Ali predicts such megastructures will become commonplace in the world's largest cities, such as Tokyo, which has a population of 34 million. These buildings, he said, will soar to heights of up to 3/4 of a mile, and will likely include not only residences, retail shops and schools, but also internal transportation systems.
Another current trend in tall-building construction examined in the book is one that Ali predicts will continue to take off: sustainability.
"Sustainability of tall buildings is like a theory of architecture," similar to other predominant theories that have been hallmarks of the profession in the past, Ali said. "Sustainability is the present theory. All buildings - tall or not - are moving in this direction, he noted, for two main reasons:
"The first reason is climate change and global warning," he said. "The second is that we are running out of natural resources, specifically, petroleum and coal.
"Because the emission of greenhouse gases is causing global warming, we want to design buildings that are carbon-neutral."
For that reason, architects are increasingly directing their own energies toward innovative alternative practices, with designs that call for solar panels, photovoltaic cells, wind energy and fuel cells.
"The Pearl River Tower will be what is called a zero-energy building," Ali said. "It will provide 100 percent of the energy it uses.
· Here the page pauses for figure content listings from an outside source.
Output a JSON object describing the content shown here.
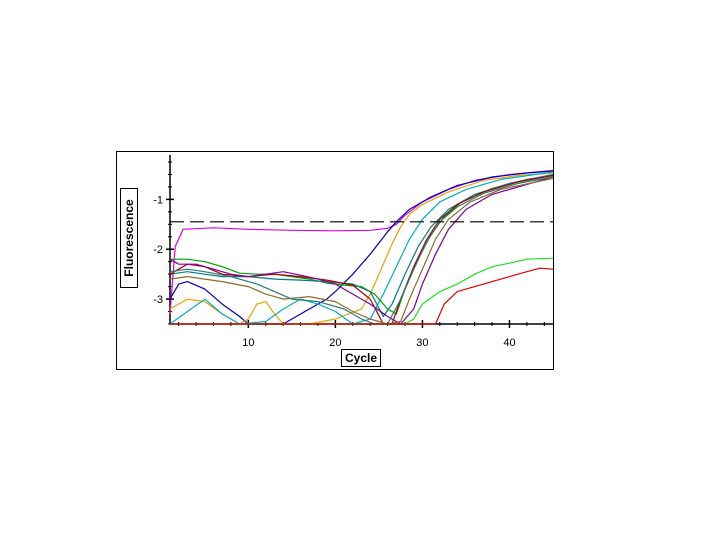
{
  "chart_data": {
    "type": "line",
    "xlabel": "Cycle",
    "ylabel": "Fluorescence",
    "xlim": [
      1,
      45
    ],
    "ylim": [
      -3.5,
      -0.25
    ],
    "x_ticks": [
      10,
      20,
      30,
      40
    ],
    "y_ticks": [
      -1,
      -2,
      -3
    ],
    "x_tick_labels": [
      "10",
      "20",
      "30",
      "40"
    ],
    "y_tick_labels": [
      "-1",
      "-2",
      "-3"
    ],
    "threshold": -1.45,
    "grid": false,
    "legend": "none",
    "series": [
      {
        "color": "#e000e0",
        "points": [
          [
            1,
            -3.3
          ],
          [
            1.6,
            -1.95
          ],
          [
            2.5,
            -1.6
          ],
          [
            6,
            -1.57
          ],
          [
            10,
            -1.6
          ],
          [
            15,
            -1.62
          ],
          [
            20,
            -1.63
          ],
          [
            24,
            -1.62
          ],
          [
            26,
            -1.58
          ],
          [
            27,
            -1.5
          ],
          [
            28,
            -1.32
          ],
          [
            30,
            -1.05
          ],
          [
            33,
            -0.8
          ],
          [
            36,
            -0.62
          ],
          [
            40,
            -0.5
          ],
          [
            45,
            -0.42
          ]
        ]
      },
      {
        "color": "#0000c0",
        "points": [
          [
            1,
            -3.0
          ],
          [
            2,
            -2.7
          ],
          [
            3,
            -2.65
          ],
          [
            5,
            -2.8
          ],
          [
            7,
            -3.1
          ],
          [
            9,
            -3.35
          ],
          [
            10,
            -3.5
          ],
          [
            14,
            -3.5
          ],
          [
            17,
            -3.2
          ],
          [
            19,
            -3.0
          ],
          [
            20,
            -2.85
          ],
          [
            22,
            -2.5
          ],
          [
            24,
            -2.1
          ],
          [
            26,
            -1.65
          ],
          [
            27,
            -1.45
          ],
          [
            28.5,
            -1.2
          ],
          [
            31,
            -0.95
          ],
          [
            34,
            -0.72
          ],
          [
            38,
            -0.55
          ],
          [
            42,
            -0.47
          ],
          [
            45,
            -0.43
          ]
        ]
      },
      {
        "color": "#f0a000",
        "points": [
          [
            1,
            -3.2
          ],
          [
            3,
            -3.0
          ],
          [
            5,
            -3.05
          ],
          [
            7,
            -3.3
          ],
          [
            9,
            -3.5
          ],
          [
            10,
            -3.4
          ],
          [
            11,
            -3.1
          ],
          [
            12,
            -3.05
          ],
          [
            13,
            -3.3
          ],
          [
            14,
            -3.5
          ],
          [
            17,
            -3.5
          ],
          [
            20,
            -3.4
          ],
          [
            23,
            -3.2
          ],
          [
            24,
            -2.9
          ],
          [
            25,
            -2.5
          ],
          [
            26.5,
            -1.9
          ],
          [
            27.5,
            -1.55
          ],
          [
            28.5,
            -1.3
          ],
          [
            30,
            -1.1
          ],
          [
            33,
            -0.85
          ],
          [
            37,
            -0.62
          ],
          [
            41,
            -0.52
          ],
          [
            45,
            -0.47
          ]
        ]
      },
      {
        "color": "#00b0c0",
        "points": [
          [
            1,
            -3.5
          ],
          [
            3,
            -3.25
          ],
          [
            5,
            -3.0
          ],
          [
            7,
            -3.3
          ],
          [
            9,
            -3.5
          ],
          [
            12,
            -3.45
          ],
          [
            14,
            -3.2
          ],
          [
            16,
            -3.0
          ],
          [
            18,
            -3.1
          ],
          [
            20,
            -3.25
          ],
          [
            22,
            -3.5
          ],
          [
            24,
            -3.4
          ],
          [
            25.5,
            -2.9
          ],
          [
            27,
            -2.35
          ],
          [
            28.5,
            -1.8
          ],
          [
            30,
            -1.4
          ],
          [
            32,
            -1.05
          ],
          [
            35,
            -0.8
          ],
          [
            39,
            -0.6
          ],
          [
            45,
            -0.45
          ]
        ]
      },
      {
        "color": "#00a000",
        "points": [
          [
            1,
            -2.2
          ],
          [
            3,
            -2.2
          ],
          [
            5,
            -2.25
          ],
          [
            7,
            -2.35
          ],
          [
            9,
            -2.48
          ],
          [
            11,
            -2.5
          ],
          [
            13,
            -2.5
          ],
          [
            15,
            -2.55
          ],
          [
            17,
            -2.6
          ],
          [
            19,
            -2.68
          ],
          [
            21,
            -2.72
          ],
          [
            23,
            -2.75
          ],
          [
            24.5,
            -2.9
          ],
          [
            26,
            -3.2
          ],
          [
            27,
            -3.3
          ],
          [
            28,
            -2.8
          ],
          [
            29.5,
            -2.2
          ],
          [
            31,
            -1.7
          ],
          [
            32.5,
            -1.35
          ],
          [
            34.5,
            -1.05
          ],
          [
            38,
            -0.78
          ],
          [
            42,
            -0.6
          ],
          [
            45,
            -0.52
          ]
        ]
      },
      {
        "color": "#008080",
        "points": [
          [
            1,
            -2.5
          ],
          [
            3,
            -2.45
          ],
          [
            5,
            -2.5
          ],
          [
            7,
            -2.55
          ],
          [
            10,
            -2.55
          ],
          [
            13,
            -2.6
          ],
          [
            16,
            -2.62
          ],
          [
            19,
            -2.65
          ],
          [
            22,
            -2.7
          ],
          [
            24,
            -2.85
          ],
          [
            25.5,
            -3.35
          ],
          [
            26.5,
            -3.1
          ],
          [
            28,
            -2.5
          ],
          [
            29.5,
            -1.95
          ],
          [
            31,
            -1.55
          ],
          [
            33,
            -1.2
          ],
          [
            36,
            -0.9
          ],
          [
            40,
            -0.68
          ],
          [
            45,
            -0.5
          ]
        ]
      },
      {
        "color": "#b00000",
        "points": [
          [
            1,
            -2.5
          ],
          [
            3,
            -2.3
          ],
          [
            5,
            -2.35
          ],
          [
            7,
            -2.5
          ],
          [
            10,
            -2.55
          ],
          [
            13,
            -2.5
          ],
          [
            16,
            -2.55
          ],
          [
            19,
            -2.62
          ],
          [
            22,
            -2.72
          ],
          [
            24,
            -3.0
          ],
          [
            25.5,
            -3.5
          ],
          [
            26.5,
            -3.5
          ],
          [
            27.5,
            -3.0
          ],
          [
            29,
            -2.35
          ],
          [
            30.5,
            -1.8
          ],
          [
            32,
            -1.4
          ],
          [
            34,
            -1.1
          ],
          [
            37,
            -0.85
          ],
          [
            41,
            -0.65
          ],
          [
            45,
            -0.52
          ]
        ]
      },
      {
        "color": "#8000a0",
        "points": [
          [
            1,
            -2.2
          ],
          [
            2,
            -2.3
          ],
          [
            4,
            -2.3
          ],
          [
            6,
            -2.4
          ],
          [
            8,
            -2.5
          ],
          [
            10,
            -2.55
          ],
          [
            12,
            -2.5
          ],
          [
            14,
            -2.45
          ],
          [
            16,
            -2.52
          ],
          [
            18,
            -2.6
          ],
          [
            20,
            -2.7
          ],
          [
            22,
            -2.9
          ],
          [
            24,
            -3.1
          ],
          [
            26,
            -3.35
          ],
          [
            27.5,
            -3.5
          ],
          [
            29,
            -3.2
          ],
          [
            30,
            -2.7
          ],
          [
            31.5,
            -2.1
          ],
          [
            33,
            -1.6
          ],
          [
            35,
            -1.2
          ],
          [
            38,
            -0.9
          ],
          [
            42,
            -0.7
          ],
          [
            45,
            -0.55
          ]
        ]
      },
      {
        "color": "#8a6d2a",
        "points": [
          [
            1,
            -2.6
          ],
          [
            3,
            -2.55
          ],
          [
            5,
            -2.6
          ],
          [
            7,
            -2.65
          ],
          [
            10,
            -2.75
          ],
          [
            12,
            -2.9
          ],
          [
            14,
            -3.0
          ],
          [
            17,
            -2.95
          ],
          [
            20,
            -3.05
          ],
          [
            22,
            -3.25
          ],
          [
            24,
            -3.4
          ],
          [
            26,
            -3.5
          ],
          [
            27.5,
            -3.45
          ],
          [
            28.5,
            -3.0
          ],
          [
            30,
            -2.4
          ],
          [
            31.5,
            -1.8
          ],
          [
            33,
            -1.4
          ],
          [
            35.5,
            -1.05
          ],
          [
            39,
            -0.8
          ],
          [
            45,
            -0.58
          ]
        ]
      },
      {
        "color": "#2a7a7a",
        "points": [
          [
            1,
            -2.45
          ],
          [
            3,
            -2.4
          ],
          [
            5,
            -2.45
          ],
          [
            8,
            -2.55
          ],
          [
            11,
            -2.7
          ],
          [
            13,
            -2.85
          ],
          [
            15,
            -3.0
          ],
          [
            18,
            -3.05
          ],
          [
            21,
            -3.2
          ],
          [
            23,
            -3.4
          ],
          [
            24.5,
            -3.5
          ],
          [
            26,
            -3.5
          ],
          [
            27.5,
            -3.0
          ],
          [
            29,
            -2.4
          ],
          [
            30.5,
            -1.85
          ],
          [
            32,
            -1.45
          ],
          [
            34,
            -1.15
          ],
          [
            37,
            -0.88
          ],
          [
            41,
            -0.68
          ],
          [
            45,
            -0.55
          ]
        ]
      },
      {
        "color": "#20e020",
        "points": [
          [
            1,
            -3.5
          ],
          [
            4,
            -3.5
          ],
          [
            8,
            -3.5
          ],
          [
            12,
            -3.5
          ],
          [
            16,
            -3.5
          ],
          [
            20,
            -3.5
          ],
          [
            24,
            -3.5
          ],
          [
            28,
            -3.5
          ],
          [
            29,
            -3.4
          ],
          [
            30,
            -3.1
          ],
          [
            32,
            -2.85
          ],
          [
            34,
            -2.7
          ],
          [
            36,
            -2.5
          ],
          [
            38,
            -2.35
          ],
          [
            40,
            -2.28
          ],
          [
            42,
            -2.2
          ],
          [
            45,
            -2.18
          ]
        ]
      },
      {
        "color": "#e00000",
        "points": [
          [
            1,
            -3.5
          ],
          [
            6,
            -3.5
          ],
          [
            12,
            -3.5
          ],
          [
            18,
            -3.5
          ],
          [
            24,
            -3.5
          ],
          [
            30,
            -3.5
          ],
          [
            31.5,
            -3.5
          ],
          [
            32.5,
            -3.1
          ],
          [
            34,
            -2.85
          ],
          [
            36,
            -2.75
          ],
          [
            38,
            -2.65
          ],
          [
            40,
            -2.55
          ],
          [
            42,
            -2.45
          ],
          [
            43.5,
            -2.38
          ],
          [
            45,
            -2.4
          ]
        ]
      }
    ]
  }
}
It will be completely off the grid." Besides designing the building to maximize the use of natural daylight and solar panels, the tower is punctuated on two levels with open spaces outfitted with wind turbines.
Another innovative example of sustainable skyscraper design featured in the book is the Elephant and Castle Towers, scheduled for completion in London in 2010. Among other "green" features, the building - designed by T.R. Hamzah & Yeang Sdn Bhd - includes the placement of community spaces and landscaped gardens at intermittent heights throughout the building's exterior facade.
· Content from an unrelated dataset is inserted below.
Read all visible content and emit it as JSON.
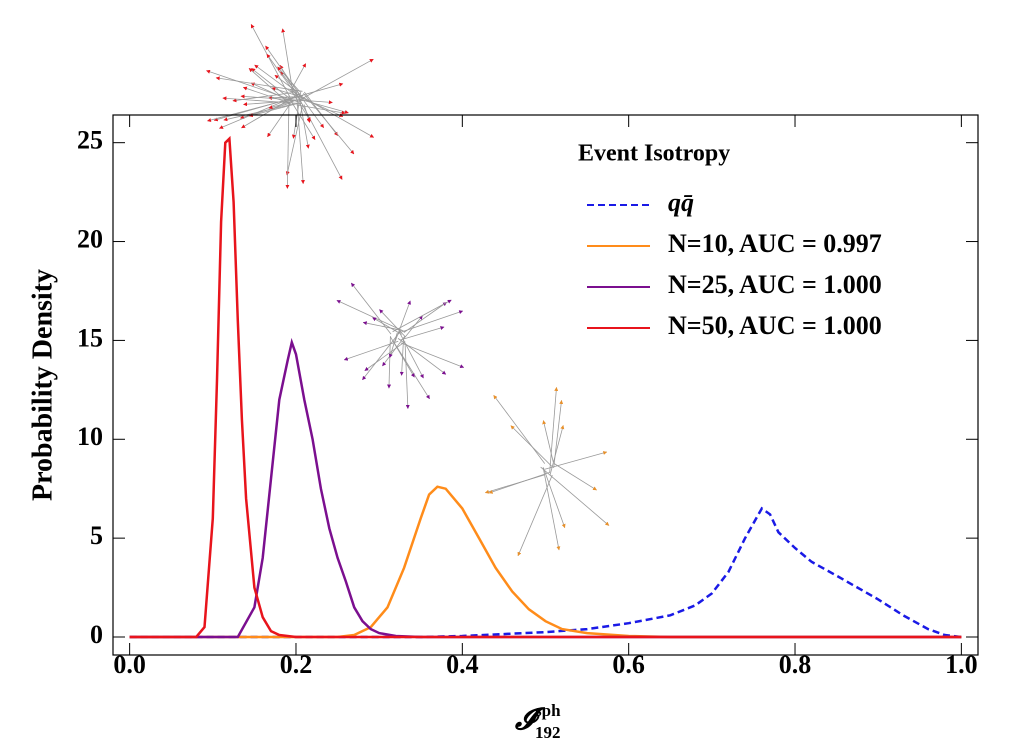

Architect Ken Yeang, who had a visiting appointment at the U. of I. last year as the Distinguished Plym Professor of Architecture, is known worldwide for his commitment to sustainability in architectural design. In the book's forward, Yeang noted that while the tall building may be "perhaps the most un-ecological of all building types" - consuming "one-third more material and energy resources in their construction, operation and demolition than the low- or medium-rise building," he, like Ali, remains a realist who knows the skyscraper will continue to serve an important need in the world's burgeoning megacities.
For that reason, Yeang and a new breed of responsible yet visionary architects and engineers designing 21st-century skyscrapers are driven by a singular vision:
"We must make them as humanely habitable and as sustainable as we can."